Similarly, bit- and byte-level corruption of an I/O in transit may be detected by parity or error checking and correcting mechanisms in memory and at each intermediate communication link in the path. Again, if the corruption is detected, but cannot be corrected, the pending I/O request fails.

CHECKSUM Integrity Checking and Physical Database Integrity

However, corrupted data can be written to the database. To minimize this problem, users can specify that checksums be performed on individual base tables. Checksums check the integrity of database disk I/O operations. A checksum is a numeric value computed from data. For a given set of unchanged data, the checksum value is constant.

Users can specify checksum for individual base tables in DDL using the ALTER TABLE,CREATE JOIN INDEX, and CREATE TABLE requests.

Because calculating checksums requires system resources and may affect system performance, system-wide checksums are disabled by default on most platforms. Contact Teradata Support if you suspect disk corruption.

For Object File System tables, this is a default setting that you cannot change.

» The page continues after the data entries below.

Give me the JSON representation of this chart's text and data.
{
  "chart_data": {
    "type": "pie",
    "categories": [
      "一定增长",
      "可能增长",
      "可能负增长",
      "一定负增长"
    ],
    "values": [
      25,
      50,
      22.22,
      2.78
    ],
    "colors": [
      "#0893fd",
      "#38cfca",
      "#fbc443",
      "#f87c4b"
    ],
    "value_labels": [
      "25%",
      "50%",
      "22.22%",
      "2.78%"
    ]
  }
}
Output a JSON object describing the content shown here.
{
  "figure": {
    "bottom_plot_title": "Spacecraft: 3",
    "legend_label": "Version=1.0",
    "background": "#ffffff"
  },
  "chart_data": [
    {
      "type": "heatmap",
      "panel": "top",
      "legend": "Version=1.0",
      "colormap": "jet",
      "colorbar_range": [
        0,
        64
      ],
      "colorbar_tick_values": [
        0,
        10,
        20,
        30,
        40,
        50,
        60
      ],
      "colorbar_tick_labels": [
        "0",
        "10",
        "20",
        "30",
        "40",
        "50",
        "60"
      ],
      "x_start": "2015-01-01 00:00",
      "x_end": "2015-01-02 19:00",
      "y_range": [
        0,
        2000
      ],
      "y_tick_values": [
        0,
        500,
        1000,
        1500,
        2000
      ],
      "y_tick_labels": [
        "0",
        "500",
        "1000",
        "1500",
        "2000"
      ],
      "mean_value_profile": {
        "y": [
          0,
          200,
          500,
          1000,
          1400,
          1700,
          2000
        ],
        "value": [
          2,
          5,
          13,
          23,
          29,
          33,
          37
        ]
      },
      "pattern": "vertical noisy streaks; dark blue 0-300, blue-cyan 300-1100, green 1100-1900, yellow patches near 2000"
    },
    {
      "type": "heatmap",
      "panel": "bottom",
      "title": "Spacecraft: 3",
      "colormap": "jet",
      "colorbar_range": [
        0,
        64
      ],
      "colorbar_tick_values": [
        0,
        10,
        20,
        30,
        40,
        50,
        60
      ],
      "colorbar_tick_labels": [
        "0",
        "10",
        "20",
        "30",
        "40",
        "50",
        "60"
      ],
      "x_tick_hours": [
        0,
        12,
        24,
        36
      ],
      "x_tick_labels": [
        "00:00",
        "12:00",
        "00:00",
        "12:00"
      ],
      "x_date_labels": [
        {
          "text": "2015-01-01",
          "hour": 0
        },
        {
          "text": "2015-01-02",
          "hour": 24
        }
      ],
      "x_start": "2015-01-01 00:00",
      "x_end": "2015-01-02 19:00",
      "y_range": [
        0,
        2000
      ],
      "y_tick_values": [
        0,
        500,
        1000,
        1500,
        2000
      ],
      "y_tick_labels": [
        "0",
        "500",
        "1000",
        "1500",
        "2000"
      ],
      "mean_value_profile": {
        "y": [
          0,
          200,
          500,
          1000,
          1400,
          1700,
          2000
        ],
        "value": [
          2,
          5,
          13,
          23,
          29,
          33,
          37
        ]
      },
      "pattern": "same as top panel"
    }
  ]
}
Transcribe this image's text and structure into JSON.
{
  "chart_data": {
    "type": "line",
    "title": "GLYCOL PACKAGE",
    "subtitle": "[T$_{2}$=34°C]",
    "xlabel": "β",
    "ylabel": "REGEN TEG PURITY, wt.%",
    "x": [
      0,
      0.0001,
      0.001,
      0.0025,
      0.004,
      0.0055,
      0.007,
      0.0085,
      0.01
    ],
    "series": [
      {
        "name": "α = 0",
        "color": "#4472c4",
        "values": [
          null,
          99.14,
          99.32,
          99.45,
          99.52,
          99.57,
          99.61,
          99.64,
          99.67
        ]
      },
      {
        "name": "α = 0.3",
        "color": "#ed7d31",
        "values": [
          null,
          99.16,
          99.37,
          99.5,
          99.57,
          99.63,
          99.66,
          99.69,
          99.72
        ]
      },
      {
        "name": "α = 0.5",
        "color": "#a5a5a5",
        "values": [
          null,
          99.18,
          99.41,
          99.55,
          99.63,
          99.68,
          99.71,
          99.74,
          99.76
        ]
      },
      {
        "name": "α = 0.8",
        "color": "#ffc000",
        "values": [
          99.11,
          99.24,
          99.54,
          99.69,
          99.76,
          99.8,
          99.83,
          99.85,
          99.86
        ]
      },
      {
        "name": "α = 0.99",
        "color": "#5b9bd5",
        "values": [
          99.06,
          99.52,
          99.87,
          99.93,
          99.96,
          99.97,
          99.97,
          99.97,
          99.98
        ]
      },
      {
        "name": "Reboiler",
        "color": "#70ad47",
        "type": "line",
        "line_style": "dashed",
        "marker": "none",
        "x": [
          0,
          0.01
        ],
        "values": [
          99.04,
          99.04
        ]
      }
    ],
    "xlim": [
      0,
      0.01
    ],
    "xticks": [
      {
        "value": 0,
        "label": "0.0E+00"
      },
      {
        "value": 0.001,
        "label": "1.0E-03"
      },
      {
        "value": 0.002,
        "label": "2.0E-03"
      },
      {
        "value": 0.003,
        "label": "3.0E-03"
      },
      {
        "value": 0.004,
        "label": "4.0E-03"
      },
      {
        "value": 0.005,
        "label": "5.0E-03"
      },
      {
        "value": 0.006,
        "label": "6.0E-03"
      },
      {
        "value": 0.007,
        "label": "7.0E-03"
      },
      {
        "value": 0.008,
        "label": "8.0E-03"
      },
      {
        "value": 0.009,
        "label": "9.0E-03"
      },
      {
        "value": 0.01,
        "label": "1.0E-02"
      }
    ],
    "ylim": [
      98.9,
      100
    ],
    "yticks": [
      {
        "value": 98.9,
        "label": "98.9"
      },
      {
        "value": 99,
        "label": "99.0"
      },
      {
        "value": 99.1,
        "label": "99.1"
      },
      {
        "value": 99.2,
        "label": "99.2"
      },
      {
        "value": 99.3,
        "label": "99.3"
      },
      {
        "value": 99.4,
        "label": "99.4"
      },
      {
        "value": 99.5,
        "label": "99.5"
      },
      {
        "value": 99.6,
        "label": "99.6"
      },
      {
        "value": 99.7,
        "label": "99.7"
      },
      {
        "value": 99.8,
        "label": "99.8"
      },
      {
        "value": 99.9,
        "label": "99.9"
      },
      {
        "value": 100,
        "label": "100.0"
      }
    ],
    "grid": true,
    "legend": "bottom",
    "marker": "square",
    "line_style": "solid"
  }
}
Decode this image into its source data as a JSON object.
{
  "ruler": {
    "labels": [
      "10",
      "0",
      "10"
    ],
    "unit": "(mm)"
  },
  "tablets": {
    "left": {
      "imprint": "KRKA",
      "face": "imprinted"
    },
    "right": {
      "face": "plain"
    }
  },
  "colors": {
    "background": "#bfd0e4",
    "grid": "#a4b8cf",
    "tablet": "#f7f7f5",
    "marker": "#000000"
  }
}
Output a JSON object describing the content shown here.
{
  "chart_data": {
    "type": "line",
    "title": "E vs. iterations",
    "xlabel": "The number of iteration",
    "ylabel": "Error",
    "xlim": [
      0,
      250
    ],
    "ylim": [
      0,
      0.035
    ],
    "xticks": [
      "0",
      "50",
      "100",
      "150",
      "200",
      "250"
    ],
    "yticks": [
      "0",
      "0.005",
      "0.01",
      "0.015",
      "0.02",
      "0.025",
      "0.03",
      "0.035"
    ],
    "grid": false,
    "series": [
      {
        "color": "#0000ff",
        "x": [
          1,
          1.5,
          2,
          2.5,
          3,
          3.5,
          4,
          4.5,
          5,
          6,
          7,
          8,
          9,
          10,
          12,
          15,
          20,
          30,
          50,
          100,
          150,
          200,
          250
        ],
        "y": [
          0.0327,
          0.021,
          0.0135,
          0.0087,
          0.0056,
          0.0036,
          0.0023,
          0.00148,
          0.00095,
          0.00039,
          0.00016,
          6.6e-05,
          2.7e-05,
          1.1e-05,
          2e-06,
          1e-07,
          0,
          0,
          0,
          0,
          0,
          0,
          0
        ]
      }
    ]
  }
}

FALLBACK Protection and Physical Database Integrity

Fallback protection is another important data integrity mechanism. Fallback works by writing the same data to two different AMPs within a compute cluster. If the AMP that manages the primary copy of the data goes down, you can still access the fallback version from the other AMP.

You cannot use the NO FALLBACK option and the NO FALLBACK default on platforms optimized for fallback.

If you specify fallback for a table, you double the amount of disk space required to store the same quantity of data. The amount of disk space required by a table is also doubled if you configure your system for RAID1 mirroring. Therefore, if you configure your disk for RAID1 mirroring and also specify fallback protection for a table, you quadruple the amount of disk space required to store the same quantity of data.

A table defined with fallback imposes a performance penalty for DELETE, INSERT, and UPDATE operations on the table, because each such operation must run twice to update the primary table and its fallback table.

The system defaults to bringing Vantage up when AMPs are down, on the assumption that down AMPs can run in fallback mode. If your site does not use fallback for critical tables, keep Vantage down in this situation.

Vantage also provides a means for using fallback to deal with read errors caused by bad data blocks (see Reading or Repairing Data from Fallback).